NEW YORK -- Amy Sullivan, who as executive director of the Eugene O'Neill Theater Center in Waterford, Conn., restored the finances of an institution long known for discovering significant playwrights early in their careers, died on June 10 at her home in Old Lyme, Conn. She was 54.

The cause was cancer, her husband, Bruce Josephy, said.

Ms. Sullivan was executive director of the O'Neill Center from September 2003 until January.

"While never in danger of shutting down, we were going through some pretty red budget times when Amy took over," Ms. Sullivan's successor, Preston Whiteway, said Monday.

The center, which overlooks Long Island Sound, opened in 1964 to commemorate Eugene O'Neill and to find new playwriting talent. It brought significant early notice to such playwrights as August Wilson, Wendy Wasserstein, and John Patrick Shanley.

The center's first executive director, George C. White, retired in 2000, and over the next three years donations slipped.

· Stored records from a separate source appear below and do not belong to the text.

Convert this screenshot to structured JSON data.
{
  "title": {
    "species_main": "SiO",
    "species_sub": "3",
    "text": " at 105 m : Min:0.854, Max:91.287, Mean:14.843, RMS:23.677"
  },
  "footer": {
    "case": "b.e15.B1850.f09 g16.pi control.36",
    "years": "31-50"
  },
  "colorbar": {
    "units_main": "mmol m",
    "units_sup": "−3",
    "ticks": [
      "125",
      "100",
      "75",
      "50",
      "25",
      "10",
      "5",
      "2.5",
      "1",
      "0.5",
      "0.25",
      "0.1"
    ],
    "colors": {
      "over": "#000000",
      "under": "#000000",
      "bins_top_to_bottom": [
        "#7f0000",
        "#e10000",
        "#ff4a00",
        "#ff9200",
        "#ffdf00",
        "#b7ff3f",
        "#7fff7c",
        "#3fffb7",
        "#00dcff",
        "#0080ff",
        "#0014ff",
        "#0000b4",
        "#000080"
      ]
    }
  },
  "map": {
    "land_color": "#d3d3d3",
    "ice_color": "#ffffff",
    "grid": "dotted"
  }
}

Ms. Sullivan started or resumed several programs that revived private donations and secured grants from the State of Connecticut, Whiteway said.

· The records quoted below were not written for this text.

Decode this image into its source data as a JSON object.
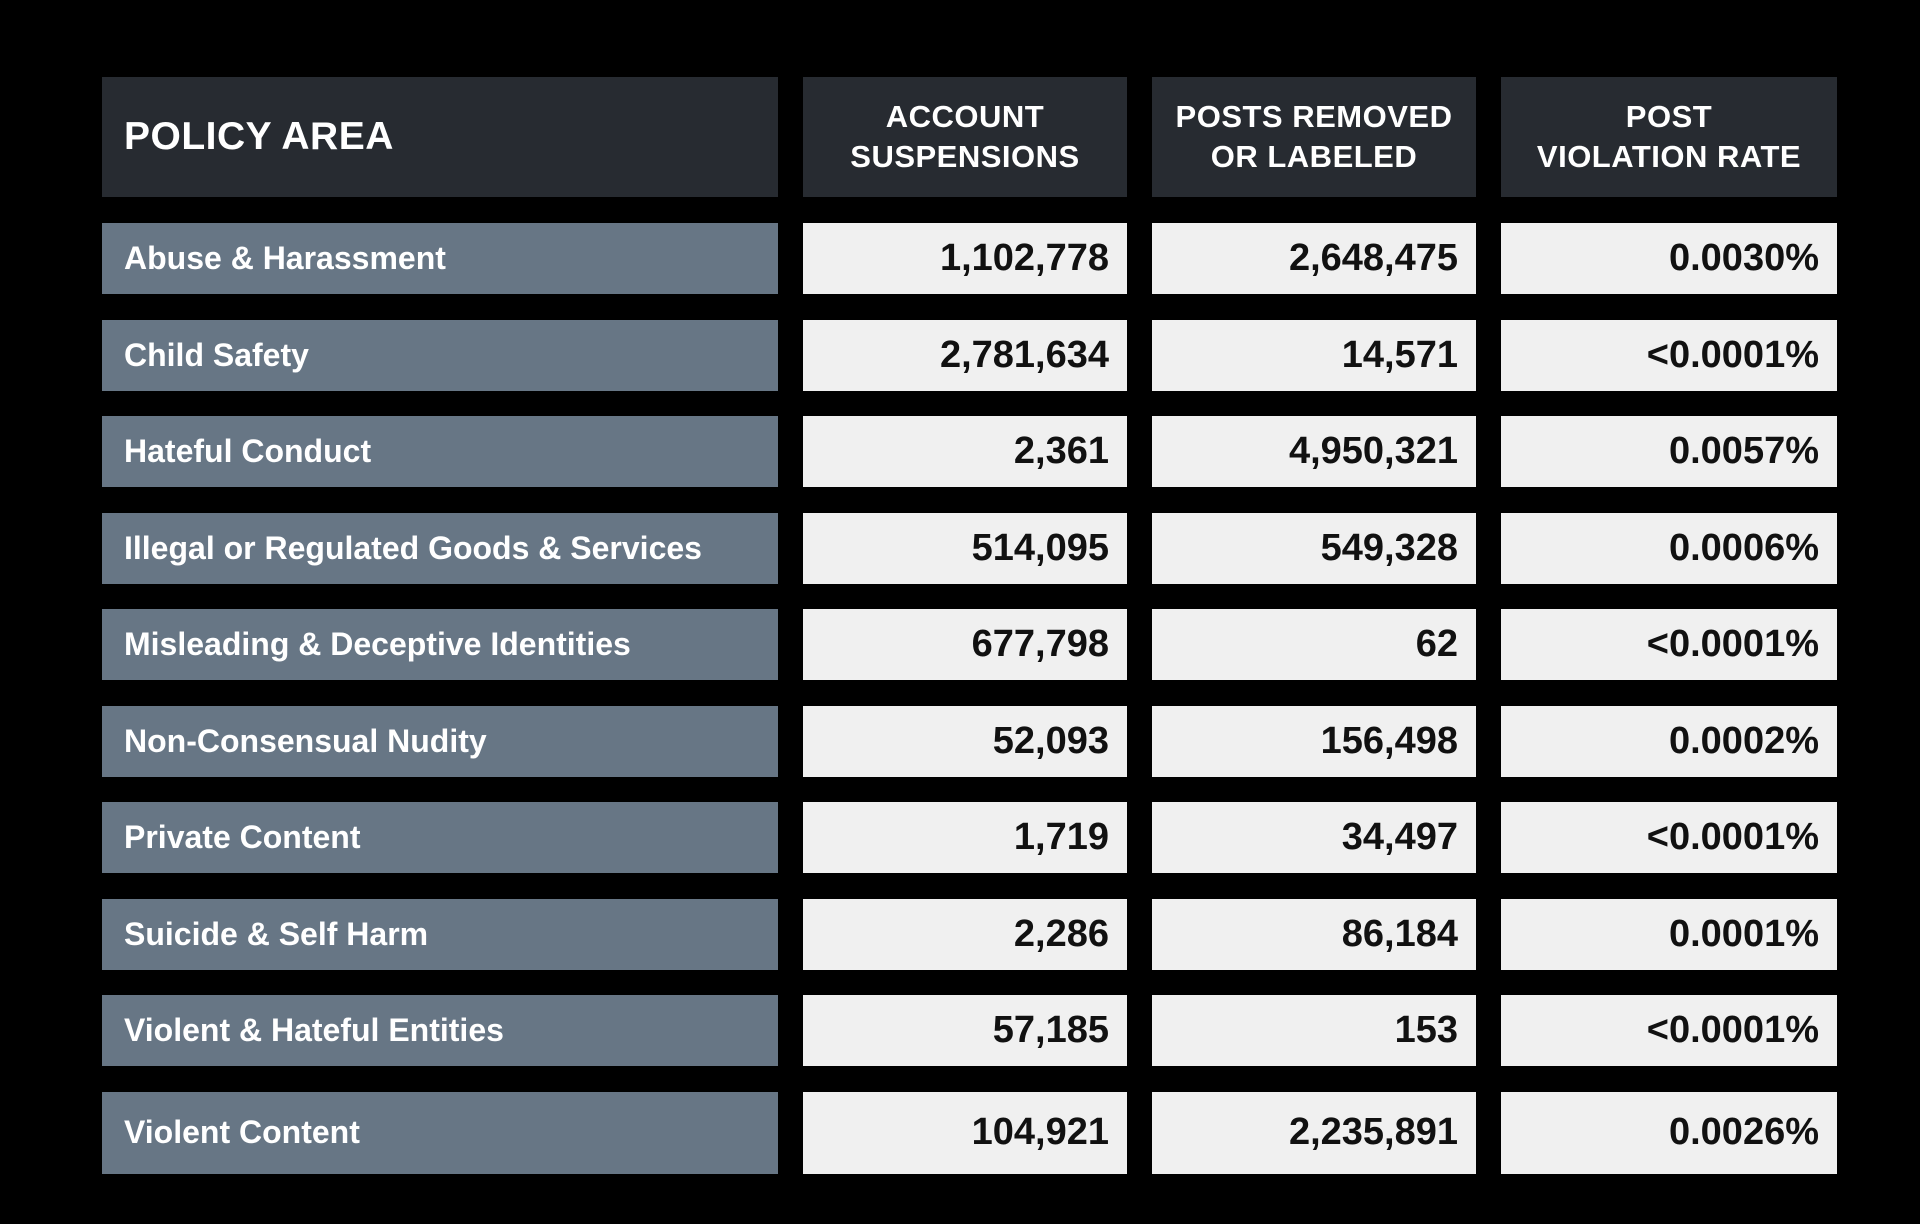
{
  "colors": {
    "header_bg": "#272b31",
    "label_bg": "#677685",
    "value_bg": "#f0f0f0",
    "background": "#000000"
  },
  "headers": [
    "POLICY AREA",
    "ACCOUNT\nSUSPENSIONS",
    "POSTS REMOVED\nOR LABELED",
    "POST\nVIOLATION RATE"
  ],
  "rows": [
    {
      "policy": "Abuse & Harassment",
      "suspensions": "1,102,778",
      "posts": "2,648,475",
      "rate": "0.0030%"
    },
    {
      "policy": "Child Safety",
      "suspensions": "2,781,634",
      "posts": "14,571",
      "rate": "<0.0001%"
    },
    {
      "policy": "Hateful Conduct",
      "suspensions": "2,361",
      "posts": "4,950,321",
      "rate": "0.0057%"
    },
    {
      "policy": "Illegal or Regulated Goods & Services",
      "suspensions": "514,095",
      "posts": "549,328",
      "rate": "0.0006%"
    },
    {
      "policy": "Misleading & Deceptive Identities",
      "suspensions": "677,798",
      "posts": "62",
      "rate": "<0.0001%"
    },
    {
      "policy": "Non-Consensual Nudity",
      "suspensions": "52,093",
      "posts": "156,498",
      "rate": "0.0002%"
    },
    {
      "policy": "Private Content",
      "suspensions": "1,719",
      "posts": "34,497",
      "rate": "<0.0001%"
    },
    {
      "policy": "Suicide & Self Harm",
      "suspensions": "2,286",
      "posts": "86,184",
      "rate": "0.0001%"
    },
    {
      "policy": "Violent & Hateful Entities",
      "suspensions": "57,185",
      "posts": "153",
      "rate": "<0.0001%"
    },
    {
      "policy": "Violent Content",
      "suspensions": "104,921",
      "posts": "2,235,891",
      "rate": "0.0026%"
    }
  ]
}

She restarted the Cabaret Conference, a festival held each August that introduces budding cabaret performers. She created the National Theater Institute, a summer training program for theater students.

Under Ms. Sullivan's direction, Monte Cristo Cottage in New London, Conn., O'Neill's home in his youth and the setting for two of his most famous plays, "Ah, Wilderness!" and "Long Day's Journey Into Night," was renovated through a $212,000 state grant. The cottage is a National Historic Landmark.

Whiteway said that Ms. Sullivan's fund-raising skills brought in an estimated $750,000 in private donations. The center has an annual budget of about $2.5 million.

Ms. Sullivan was born in Newark on March 31, 1953.

Besides her husband, she leaves her mother, Catherine Zizza Sullivan, and a son, Dan.

She graduated from Upsala College with a degree in literature and theater arts.

After working as an assistant to several Broadway producers, then as a fund-raiser for several institutions, she became development director of the O'Neill Center in 1993.

While Ms. Sullivan was executive director, the center produced "In the Heights" by Lin-Manuel Miranda and Quiara Alegria Hudes.

The musical, set in the Dominican community of Washington Heights, is now playing off-Broadway.